Отсутствие четкой классификации документальных и художественных средств создает неудобства в опериро­вании данными понятиями, поэтому разделим разнооб­разные сценарные материалы на две группы: «факты жизни» и «факты искусства». К «фактам жизни» отне­сем реальные факты и события, происшедшие в жизни и не относящиеся к сфере искусства, а также реальные события, зафиксированные в документах, фотографиях, магнитофонных записях, кинохронике, письмах, офици­альных документах и т. п., а к «фактам искусства» — все жанровое разнообразие произведений искусства, а также их фрагменты (музыкальные, поэтические, хореографические, драматические, отрывки из художест­венных кинофильмов и т. п.). Такое условное разделе­ние удобно тем, что оно подчеркивает единство подхо­да к «фактам жизни» и «фактам искусства», образую­щим в совокупности термин «средства художественной пропаганды».

Прежде чем рассматривать факты и документы как составную часть средств художественной пропаганды, выясним, что такое факт и документ.
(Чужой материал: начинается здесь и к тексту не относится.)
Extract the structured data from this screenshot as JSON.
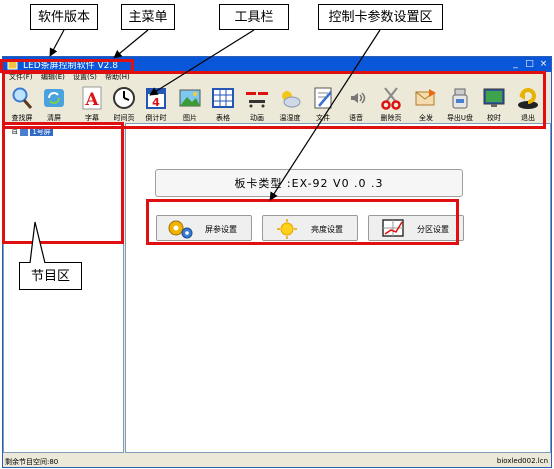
{
  "callouts": {
    "software_version": "软件版本",
    "main_menu": "主菜单",
    "toolbar": "工具栏",
    "control_card_area": "控制卡参数设置区",
    "program_area": "节目区"
  },
  "window": {
    "title": "LED条屏控制软件  V2.8",
    "minimize": "_",
    "maximize": "□",
    "close": "×"
  },
  "menu": [
    "文件(F)",
    "编辑(E)",
    "设置(S)",
    "帮助(H)"
  ],
  "toolbar": [
    {
      "label": "查找屏",
      "icon": "magnifier-icon"
    },
    {
      "label": "清屏",
      "icon": "refresh-icon"
    },
    {
      "label": "字幕",
      "icon": "letter-a-icon"
    },
    {
      "label": "时间页",
      "icon": "clock-icon"
    },
    {
      "label": "倒计时",
      "icon": "calendar-icon"
    },
    {
      "label": "图片",
      "icon": "picture-icon"
    },
    {
      "label": "表格",
      "icon": "table-icon"
    },
    {
      "label": "动画",
      "icon": "animation-icon"
    },
    {
      "label": "温湿度",
      "icon": "weather-icon"
    },
    {
      "label": "文件",
      "icon": "document-icon"
    },
    {
      "label": "语音",
      "icon": "speaker-icon"
    },
    {
      "label": "删除页",
      "icon": "scissors-icon"
    },
    {
      "label": "全发",
      "icon": "send-icon"
    },
    {
      "label": "导出U盘",
      "icon": "usb-icon"
    },
    {
      "label": "校时",
      "icon": "monitor-icon"
    },
    {
      "label": "退出",
      "icon": "exit-icon"
    }
  ],
  "tree": {
    "root": "1号屏"
  },
  "control": {
    "board_type": "板卡类型 :EX-92 V0 .0 .3",
    "screen_settings": "屏参设置",
    "brightness_settings": "亮度设置",
    "partition_settings": "分区设置"
  },
  "status": {
    "left": "剩余节目空间:80",
    "right": "bioxled002.lcn"
  },
  "colors": {
    "annotation_red": "#e01010",
    "titlebar": "#0a56d8"
  }
}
Под фактом (от латинского factum — сделанное) понимается невымышленное происшествие, событие, яв­ление. Факт — это не то, что бывало, бывает, а то, что было в определенном случае, что произошло сегодня, вчера, там-то. Факт, таким образом,— ячейка действи­тельности в ее движущемся развитии. У него есть объ­ем, начало, развитие, завершение, некая фабула, по меткому выражению А. М. Горького. Факт, следова­тельно, отличается динамичной природой, отражает со­бытие в момент деятельности человека, коллектива, об­щества. Поскольку факт - это событие, то оно может быть закреплено в документе. Документ — это фикса­ция, закрепление реальности в слове, рисунке, фотогра­фии и т. д.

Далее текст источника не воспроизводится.